4239

Recommendations for Accurate Basis Set Generation for Magnetic Resonance Spectroscopy Quantification
Karl Landheer1 and Christoph Juchem1,2

1Biomedical Engineering, Columbia University, New York, NY, United States, 2Radiology, Columbia University, New York, NY, United States

Synopsis

Data from magnetic resonance spectroscopy (MRS) experiments require quantification, which consists of fitting the measured data to a series of scaled, shifted and broadened spectral lines, referred to as a basis set. The numerical generation of basis sets necessitates certain assumptions and approximations to ensure practicality given the available computational power and memory size. However, these assumptions can substantially impact the derived spectral lineshapes. Common assumptions found throughout the literature were systematically investigated with our newly developed MAgnetic Resonance Spectrum Simulator (MARSS) software and recommendations are given to generate realistic basis sets for accurate quantification of MRS studies.

Introduction

A critical portion of an in vivo magnetic resonance spectroscopic (MRS) experiment is quantification, which typically involves fitting the measured spectrum to a linear combination of scaled and line-broadened underlying lineshapes, referred to as basis sets1. In order to accurately estimate the concentration of the metabolites of interest it is of utmost importance that physically realistic basis sets are used. Some previous simulation results have been shown to disagree with experiments for reasons not entirely known2. To date, little attention has been paid to the numerous assumptions made in generating basis sets, which we hypothesize to be at least in part responsible for measured previously reported disagreements between simulations and experiment2.

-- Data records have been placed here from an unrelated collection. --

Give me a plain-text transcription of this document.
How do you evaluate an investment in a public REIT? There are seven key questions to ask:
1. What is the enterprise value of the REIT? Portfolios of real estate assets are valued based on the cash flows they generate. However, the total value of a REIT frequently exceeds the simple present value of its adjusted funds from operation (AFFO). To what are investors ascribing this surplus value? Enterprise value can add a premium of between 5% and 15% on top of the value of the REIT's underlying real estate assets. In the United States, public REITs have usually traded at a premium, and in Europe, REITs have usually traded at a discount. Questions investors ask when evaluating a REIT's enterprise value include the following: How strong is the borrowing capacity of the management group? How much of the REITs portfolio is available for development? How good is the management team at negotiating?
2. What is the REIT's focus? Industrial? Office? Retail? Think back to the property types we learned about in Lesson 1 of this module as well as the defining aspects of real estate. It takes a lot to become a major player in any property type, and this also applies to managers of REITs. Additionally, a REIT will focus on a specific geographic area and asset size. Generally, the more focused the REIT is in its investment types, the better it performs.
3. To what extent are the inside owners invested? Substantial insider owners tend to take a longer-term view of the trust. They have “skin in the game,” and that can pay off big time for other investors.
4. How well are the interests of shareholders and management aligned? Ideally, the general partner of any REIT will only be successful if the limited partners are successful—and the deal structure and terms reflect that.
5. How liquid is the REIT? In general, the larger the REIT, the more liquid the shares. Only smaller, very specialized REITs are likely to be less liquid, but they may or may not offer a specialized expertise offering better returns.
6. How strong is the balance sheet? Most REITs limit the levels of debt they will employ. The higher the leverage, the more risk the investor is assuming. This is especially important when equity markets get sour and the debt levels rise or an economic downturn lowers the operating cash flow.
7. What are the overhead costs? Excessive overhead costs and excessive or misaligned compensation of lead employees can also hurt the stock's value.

Here the effect of four assumptions which are often used within the literature are systematically investigated and recommendations are given for generation of realistic basis sets: These include:

1) number of spatial points necessary in the volume integral (which also investigates the so-called “hard pulse” approximation corresponding to a single point in space),

2) coherence order pathway handling with crusher gradients,

3) effects of relaxation during RF pulses,

4) experimental details between different vendor sequences.

Methods

All simulations were performed with the in-house software package MAgnetic Resonance Spectrum Simulator (MARSS), which employs the full density matrix formalism4, with the entire details and experimental validation given in another submitted abstract. All spectra were simulated at 3 Tesla and all displayed spectra were line broadened by 2 Hz exponential apodization (narrower than in vivo linewidths in order to be sensitive to subtle differences).

To investigate the first two assumptions two different pulse sequences were simulated: General Electric’s (GE) PRESS5 and STEAM6 (which included RF pulses, slice-select gradients, crusher gradients and timings identical to nominal experimental parameters), with echo times (TE) of 30 and 20 ms, respectively, for the metabolite gamma-aminobutyric acid (GABA). Signals were generated for five different number of spatial points: 1 (which is analogous to the hard-pulse approximation), 103, 203, 403, and 803. Signals were generated by filtering the density matrix following each RF pulse according to the equation

$$\rho_f(x,y,z) = F\circ\rho(x,y,z), $$

where $$$\circ$$$ denotes the Hadamard or element-wise multiplication and $$$F$$$ is the filter matrix which has element values of 1 for elements which correspond to the desired coherence order for that particular time interval and 0 for all other elements. This filtering is a novel method of appropriately handling coherence pathways. Identical simulations were also done without this filter to assess the impact of the coherence pathway selection with crusher gradients.

To investigate the third assumption, two simulations were run. The first incorporated proper relaxation via monoexponential T2 decay at each discretized time point (including time points during RF pulses) for single quantum coherence terms, and monoexponential recovery to the steady-state populations by T1 whereas the other simulation neglected the effects of relaxation and scaled the resultant spectrum by exp(-TE/T2). This was performed on two different sequences: GE’s PRESS sequence with TE = 30 ms (two 5.2 ms SLR refocusing pulses) and sLASER with an TE = 40 ms (four 5 ms AFP pulses). The metabolite GABA was investigated (T1 = 1310 ms7; T2 = 88 ms8) at 3T. Because GABA has a large ratio of T1/T2 the differences between the monoexponential relaxation assumption and proper relaxation incorporation into the simulation are expected to be exacerbated.

To investigate the fourth assumption, the spectra from GABA with 643 spatial points was simulated for both the Siemens and GE’s PRESS sequence with TE = 30 ms.

Results and Discussion

These recommendations are given based on the four assumptions investigated:

1 & 2) at least 203 points for STEAM and 403 points for PRESS, and when using less than that coherence pathway selection should be used, as without this the simulated spectra can deviate substantially (Figure 1).

3) Properly handling relaxation has little effect on PRESS simulation (<1%), whereas with sLASER the effect is about 2.5% (Figure 2), which indicates that for most sequences scaling the basis set without relaxation by exp(-TE/T2) is sufficient.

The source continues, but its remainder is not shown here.